Cancun has activated its “Everyone Against Sargassum” state operation after city crews removed 8,000 tons of seaweed from its shores since January 2026. The emergency plan is meant to keep public beaches open as the sargassum surge presses through the busy tourist season.
For visitors and businesses, the scale of the cleanup is the reason the keyword is being searched now. City workers are sending out a scouting report from all public beach access points by 5:00 AM each morning, then moving quickly to clear the shoreline before the day’s beach traffic builds.

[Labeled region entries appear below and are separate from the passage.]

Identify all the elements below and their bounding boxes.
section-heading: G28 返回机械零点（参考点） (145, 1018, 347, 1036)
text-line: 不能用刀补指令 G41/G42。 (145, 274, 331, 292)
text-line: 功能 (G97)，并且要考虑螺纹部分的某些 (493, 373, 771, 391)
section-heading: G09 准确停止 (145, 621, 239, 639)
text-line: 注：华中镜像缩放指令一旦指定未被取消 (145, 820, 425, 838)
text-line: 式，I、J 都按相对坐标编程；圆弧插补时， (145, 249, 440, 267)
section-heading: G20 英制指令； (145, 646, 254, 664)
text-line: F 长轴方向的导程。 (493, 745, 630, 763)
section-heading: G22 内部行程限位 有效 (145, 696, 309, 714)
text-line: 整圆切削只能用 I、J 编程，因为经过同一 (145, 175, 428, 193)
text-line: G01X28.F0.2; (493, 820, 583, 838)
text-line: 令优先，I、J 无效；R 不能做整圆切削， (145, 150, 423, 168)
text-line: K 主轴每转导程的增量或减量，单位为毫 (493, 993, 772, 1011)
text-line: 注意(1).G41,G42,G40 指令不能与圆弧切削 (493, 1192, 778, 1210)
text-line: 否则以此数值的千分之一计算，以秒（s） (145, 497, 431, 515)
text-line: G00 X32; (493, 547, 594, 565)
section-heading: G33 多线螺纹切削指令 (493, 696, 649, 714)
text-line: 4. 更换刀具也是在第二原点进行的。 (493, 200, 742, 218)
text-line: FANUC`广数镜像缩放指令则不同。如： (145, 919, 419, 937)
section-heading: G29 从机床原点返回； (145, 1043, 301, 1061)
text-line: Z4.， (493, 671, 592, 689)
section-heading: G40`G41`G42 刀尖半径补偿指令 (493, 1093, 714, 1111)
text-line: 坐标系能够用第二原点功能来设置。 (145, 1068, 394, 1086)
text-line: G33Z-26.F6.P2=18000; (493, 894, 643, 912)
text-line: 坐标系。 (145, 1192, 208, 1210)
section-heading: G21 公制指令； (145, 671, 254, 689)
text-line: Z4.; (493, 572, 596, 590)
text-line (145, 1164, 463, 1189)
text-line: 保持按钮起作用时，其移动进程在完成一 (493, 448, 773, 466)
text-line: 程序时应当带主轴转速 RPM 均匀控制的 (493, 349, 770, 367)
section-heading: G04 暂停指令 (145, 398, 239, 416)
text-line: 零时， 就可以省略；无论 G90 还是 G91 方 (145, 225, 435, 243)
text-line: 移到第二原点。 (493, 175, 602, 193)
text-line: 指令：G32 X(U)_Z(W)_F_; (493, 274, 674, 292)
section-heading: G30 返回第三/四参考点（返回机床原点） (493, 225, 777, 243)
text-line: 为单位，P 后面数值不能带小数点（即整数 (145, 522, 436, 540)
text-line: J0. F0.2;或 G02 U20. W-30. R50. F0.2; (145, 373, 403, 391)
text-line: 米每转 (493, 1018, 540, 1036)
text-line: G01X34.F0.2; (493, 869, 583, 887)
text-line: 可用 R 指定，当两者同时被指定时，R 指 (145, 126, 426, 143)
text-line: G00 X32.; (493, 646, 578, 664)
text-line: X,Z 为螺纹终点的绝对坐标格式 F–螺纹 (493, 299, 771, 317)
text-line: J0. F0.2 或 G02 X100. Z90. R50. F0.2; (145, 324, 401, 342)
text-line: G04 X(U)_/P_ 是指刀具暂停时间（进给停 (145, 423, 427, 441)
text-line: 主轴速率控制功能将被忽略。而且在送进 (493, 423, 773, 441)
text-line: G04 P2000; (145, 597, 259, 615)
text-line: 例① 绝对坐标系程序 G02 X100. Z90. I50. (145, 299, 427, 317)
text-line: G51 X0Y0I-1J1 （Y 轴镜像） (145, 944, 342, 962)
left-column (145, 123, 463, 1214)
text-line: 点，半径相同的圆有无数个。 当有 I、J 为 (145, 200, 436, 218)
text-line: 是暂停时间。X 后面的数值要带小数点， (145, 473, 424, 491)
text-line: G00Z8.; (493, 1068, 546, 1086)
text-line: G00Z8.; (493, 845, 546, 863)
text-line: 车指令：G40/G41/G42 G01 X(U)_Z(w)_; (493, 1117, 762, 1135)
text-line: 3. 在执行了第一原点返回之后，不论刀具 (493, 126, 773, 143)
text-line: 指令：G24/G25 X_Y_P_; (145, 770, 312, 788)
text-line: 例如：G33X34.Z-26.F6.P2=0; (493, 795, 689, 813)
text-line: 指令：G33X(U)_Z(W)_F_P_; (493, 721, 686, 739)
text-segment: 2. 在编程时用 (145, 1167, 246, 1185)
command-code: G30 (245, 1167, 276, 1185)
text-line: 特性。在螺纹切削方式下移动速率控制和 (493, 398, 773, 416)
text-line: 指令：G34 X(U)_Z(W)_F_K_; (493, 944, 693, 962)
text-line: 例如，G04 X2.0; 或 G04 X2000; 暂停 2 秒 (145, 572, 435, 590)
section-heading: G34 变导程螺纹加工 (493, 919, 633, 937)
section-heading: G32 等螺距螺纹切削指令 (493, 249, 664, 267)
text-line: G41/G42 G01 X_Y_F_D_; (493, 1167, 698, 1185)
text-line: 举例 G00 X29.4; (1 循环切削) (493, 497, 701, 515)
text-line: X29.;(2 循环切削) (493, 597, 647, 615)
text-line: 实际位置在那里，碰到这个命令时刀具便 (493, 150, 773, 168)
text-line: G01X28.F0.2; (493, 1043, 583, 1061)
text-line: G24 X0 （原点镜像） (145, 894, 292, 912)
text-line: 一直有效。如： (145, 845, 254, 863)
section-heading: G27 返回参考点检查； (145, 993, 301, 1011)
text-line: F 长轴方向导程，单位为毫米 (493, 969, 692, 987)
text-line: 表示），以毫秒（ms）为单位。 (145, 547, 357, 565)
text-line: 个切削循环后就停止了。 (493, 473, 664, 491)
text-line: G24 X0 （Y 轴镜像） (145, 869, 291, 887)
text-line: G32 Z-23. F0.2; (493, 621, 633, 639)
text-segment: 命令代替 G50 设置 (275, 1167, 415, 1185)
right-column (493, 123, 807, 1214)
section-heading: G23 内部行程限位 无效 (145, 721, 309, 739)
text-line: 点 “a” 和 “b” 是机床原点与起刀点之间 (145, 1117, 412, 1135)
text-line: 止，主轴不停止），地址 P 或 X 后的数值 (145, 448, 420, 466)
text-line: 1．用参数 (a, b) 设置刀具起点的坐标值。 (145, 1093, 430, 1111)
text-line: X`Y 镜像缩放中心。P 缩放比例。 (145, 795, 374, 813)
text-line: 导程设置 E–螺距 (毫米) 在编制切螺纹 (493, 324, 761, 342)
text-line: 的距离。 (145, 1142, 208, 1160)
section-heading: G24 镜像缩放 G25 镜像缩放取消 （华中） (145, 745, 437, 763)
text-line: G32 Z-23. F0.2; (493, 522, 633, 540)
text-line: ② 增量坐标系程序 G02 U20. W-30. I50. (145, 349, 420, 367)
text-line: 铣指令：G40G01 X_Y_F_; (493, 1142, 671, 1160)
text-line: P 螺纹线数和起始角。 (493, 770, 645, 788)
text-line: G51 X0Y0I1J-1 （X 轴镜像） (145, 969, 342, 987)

The numbers show why the response has become a citywide operation. Cancun said the cleanup effort has already taken 8,000 tons off the sand this year, and officials are relying on the same broad push they used successfully last year. The aim is simple: keep the beaches usable while the region absorbs another heavy wave of sargassum.
The problem is spreading beyond one resort city. Playa del Carmen installed floating barriers out in the ocean to stop the seaweed before it reached the sand, but the barriers were completely breached, and a massive brown patch of algae washed directly onto the shore. Playa del Carmen is now one of the hardest-hit areas in the region, underscoring how forceful the influx has become.
In Cancun, five specific coastal areas are taking the worst of the damage, though the city has not identified them in the available information. That leaves the cleanup effort focused less on a neat rescue and more on daily containment, with crews chasing whatever the sea brings in before it can shut down another stretch of beach. The next phase is already set: early-morning scouting, more removals, and a continuing attempt to keep public access open while the seaweed keeps coming.